By , Editor-at-Large
The Zzyzx Road sign along Interstate 15 in the Mojave Desert, between Las Vegas and Los Angeles.

The Zzyzx Road sign along Interstate 15 in the Mojave Desert, between Las Vegas and Los Angeles.

Stammberger1973/CC 3.0 via Wikipedia

A crucifix-shaped swimming pool crumbles in the desert sun. Alongside it, five decrepit concrete baths once filled with the promise of cleansing sins. Warm mineral water, tapped from what was said to be a holy underground river, drew desperate salvation searchers to this remote California wasteland. Today, part of the pool sinks into the banks of the ancient lakebed upon which this strange settlement was built.

This place was once the 12,000-acre dream of notorious huckster and “super squatter” Curtis Springer. Springer claimed to be a doctor, a minister, a professor and a miner — but turned out to be none of those things. Eventually, his wrongs caught up with him, forcing him to leave his tiny stolen empire in these desolate reaches of California.

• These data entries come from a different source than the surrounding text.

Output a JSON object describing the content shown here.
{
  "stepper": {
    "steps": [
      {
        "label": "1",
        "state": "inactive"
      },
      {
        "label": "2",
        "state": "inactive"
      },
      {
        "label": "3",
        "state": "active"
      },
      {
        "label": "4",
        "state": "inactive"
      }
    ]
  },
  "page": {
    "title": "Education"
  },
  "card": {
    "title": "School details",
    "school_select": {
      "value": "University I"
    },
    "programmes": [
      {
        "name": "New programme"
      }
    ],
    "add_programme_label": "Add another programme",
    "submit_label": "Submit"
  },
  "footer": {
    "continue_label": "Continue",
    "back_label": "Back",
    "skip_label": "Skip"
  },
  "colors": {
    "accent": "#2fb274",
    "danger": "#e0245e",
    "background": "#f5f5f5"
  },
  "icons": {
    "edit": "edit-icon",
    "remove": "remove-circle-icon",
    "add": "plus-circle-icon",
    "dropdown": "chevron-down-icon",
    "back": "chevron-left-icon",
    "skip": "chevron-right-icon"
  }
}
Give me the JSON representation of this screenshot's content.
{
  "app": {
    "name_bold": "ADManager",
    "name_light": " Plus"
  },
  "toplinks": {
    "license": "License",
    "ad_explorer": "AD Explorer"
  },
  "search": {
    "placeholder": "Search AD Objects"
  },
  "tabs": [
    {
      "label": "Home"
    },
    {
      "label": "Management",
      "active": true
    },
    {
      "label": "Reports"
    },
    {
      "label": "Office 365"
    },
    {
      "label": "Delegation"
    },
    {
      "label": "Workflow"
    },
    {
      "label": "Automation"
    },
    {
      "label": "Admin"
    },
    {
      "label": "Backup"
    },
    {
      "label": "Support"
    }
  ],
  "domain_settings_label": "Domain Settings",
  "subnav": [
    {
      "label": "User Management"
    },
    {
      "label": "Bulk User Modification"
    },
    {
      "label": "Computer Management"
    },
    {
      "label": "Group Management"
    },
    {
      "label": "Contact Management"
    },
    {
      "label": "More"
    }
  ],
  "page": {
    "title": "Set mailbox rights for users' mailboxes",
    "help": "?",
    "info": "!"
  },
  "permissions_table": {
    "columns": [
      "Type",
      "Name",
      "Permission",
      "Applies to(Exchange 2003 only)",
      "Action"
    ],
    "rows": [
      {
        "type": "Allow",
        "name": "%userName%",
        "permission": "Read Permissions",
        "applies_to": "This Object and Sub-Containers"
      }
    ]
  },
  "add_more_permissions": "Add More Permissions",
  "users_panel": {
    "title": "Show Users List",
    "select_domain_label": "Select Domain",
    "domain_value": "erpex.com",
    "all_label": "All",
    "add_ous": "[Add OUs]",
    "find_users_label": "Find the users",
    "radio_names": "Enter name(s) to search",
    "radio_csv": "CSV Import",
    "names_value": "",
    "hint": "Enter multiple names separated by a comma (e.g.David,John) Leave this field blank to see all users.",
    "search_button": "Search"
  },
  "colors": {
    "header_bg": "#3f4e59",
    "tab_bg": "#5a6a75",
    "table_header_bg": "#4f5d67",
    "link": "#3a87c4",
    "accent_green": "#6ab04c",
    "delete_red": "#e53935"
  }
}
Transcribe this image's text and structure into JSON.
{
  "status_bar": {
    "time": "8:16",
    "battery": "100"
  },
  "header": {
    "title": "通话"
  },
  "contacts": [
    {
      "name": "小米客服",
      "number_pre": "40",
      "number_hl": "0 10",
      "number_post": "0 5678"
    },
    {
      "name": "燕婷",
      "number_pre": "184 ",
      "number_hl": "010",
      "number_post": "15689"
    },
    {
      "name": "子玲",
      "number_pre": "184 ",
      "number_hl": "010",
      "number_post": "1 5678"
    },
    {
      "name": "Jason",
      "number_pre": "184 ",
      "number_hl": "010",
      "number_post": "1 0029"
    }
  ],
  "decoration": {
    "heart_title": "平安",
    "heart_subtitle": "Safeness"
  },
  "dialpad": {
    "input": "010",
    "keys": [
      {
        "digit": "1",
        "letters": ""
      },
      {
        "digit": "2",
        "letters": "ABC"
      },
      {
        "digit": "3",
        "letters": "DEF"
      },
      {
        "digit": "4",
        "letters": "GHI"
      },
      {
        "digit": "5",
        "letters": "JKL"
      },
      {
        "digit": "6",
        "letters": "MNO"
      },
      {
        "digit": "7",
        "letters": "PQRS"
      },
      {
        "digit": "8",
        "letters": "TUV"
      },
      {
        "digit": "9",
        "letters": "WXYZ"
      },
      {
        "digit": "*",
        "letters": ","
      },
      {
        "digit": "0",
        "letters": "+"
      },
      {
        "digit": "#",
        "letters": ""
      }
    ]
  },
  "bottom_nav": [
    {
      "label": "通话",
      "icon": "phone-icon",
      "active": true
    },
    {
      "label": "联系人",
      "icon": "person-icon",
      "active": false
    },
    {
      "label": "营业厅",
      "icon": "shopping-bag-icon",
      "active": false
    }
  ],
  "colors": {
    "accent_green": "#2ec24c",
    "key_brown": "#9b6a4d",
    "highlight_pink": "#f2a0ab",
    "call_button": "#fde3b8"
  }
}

This strange history, the two horror movies shot here and the place’s bizarre name first drew me to the Zzyzx Road turnoff on Interstate 15, around an hour east of Barstow. But notorious fraudster and creepy swimming pool aside, I discovered that the site at the end of the 4-mile track is a natural phenomenon unique unto itself. A true oasis in the desert.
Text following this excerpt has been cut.